Rio Tinto – Kennecott
Largest Polluter in Salt Lake County
Update: UPHE filed comments on the proposed Title V Permit issued by the DEQ for Kennecott Utah Copper Smelter and Refinery.
Rio Tinto/Kennecott (RTK) contributes about 30% of the overall pollution in the Salt Lake County, ten times more than the next largest source, the Chevron oil refinery. Despite this, our state agencies have given RTK essentially a blank check to expand and pollute more.
Salt Lake City, Ogden, Provo, and Logan consistently rank in the top ten worst cities in the country for acute spikes in air pollution. The American Lung Association gives us the grade of “F” for particulate matter and ozone. For several days a year we typically have the worst air pollution in the country. The most populated counties in Utah are in violation of the many of the EPA’s national air quality standards.
RTK emits about 14,500 lbs of air pollutants per employee, far more than any other business. Currently RTK provides less than one fourth of 1% (0.25%) of the jobs in SL and Utah Counties, but about 30% of the pollution. The economic cost of RTK’s pollution is a community liability, likely greater than the taxes and wages that they pay.
RTK’s operations are permitted within the context of a Utah state plan to control the main components of air pollution. The Clean Air Act requires that the state plan (SIP) be approved by the EPA to ensure its effectiveness. However, the EPA last approved the SIP in 1994 and at that time limited RTK’s mining activity to 150 million tons moved a year. In violation of the law, Utah DAQ has issued permits for RTK to expand. These permits are not valid because the EPA has not approved any Utah SIP that allows for mining beyond the 150 million tons limit. For the last six years RTK has mined substantially more than the 1994 SIP limit.
RTK’s illegal mining activity has created increased pollution that adversely affects the health of virtually every person that lives in Salt Lake, Utah, and Davis Counties. The health consequences of the air pollution from RTK include:
- Causing and aggravating many chronic diseases of the heart, lungs and brain
- Higher rates of many types of poor pregnancy and birth outcomes
- Higher rates of premature death.
Despite a still depressed worldwide economy, metal prices are projected to continue a steady rise. RTK can well afford to make their entire operations much cleaner.
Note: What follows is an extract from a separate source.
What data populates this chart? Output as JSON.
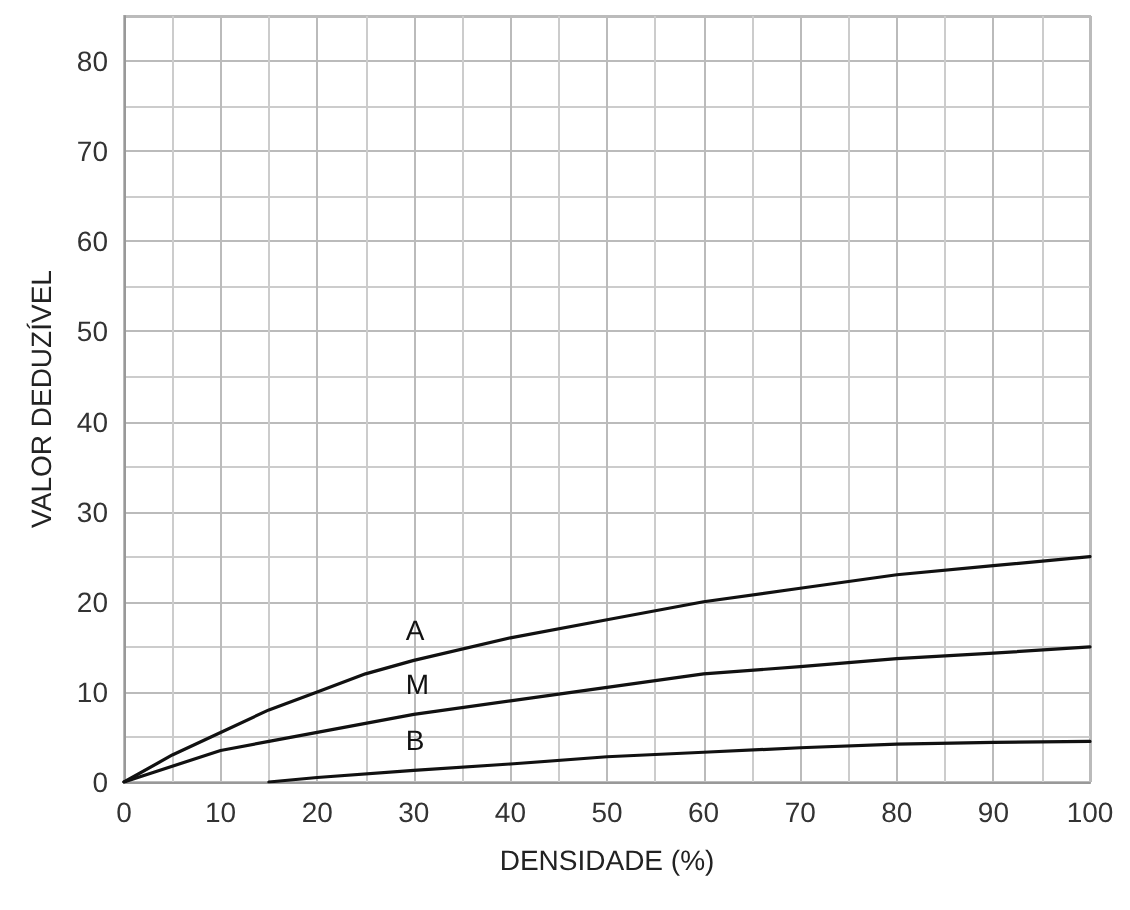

The Bingham Pit is the largest mine in the world. There is no other mine anywhere near this large that is this close to this many people as acknowledged by RTK. Therefore, RTK should be required to control their pollution much better than anywhere else. After months of negotiating with RTK officers it became clear that RTK would not commit to meaningful pollution reduction unless forced to do so.
Mine Closing Would Leave Utahns With Multi-Million Dollar Costs
According to a Deseret News article, RTK does not have a bond in place to cover reclamation costs in case of closure or accident. This would leave Utahns responsible for millions of dollars in clean up costs.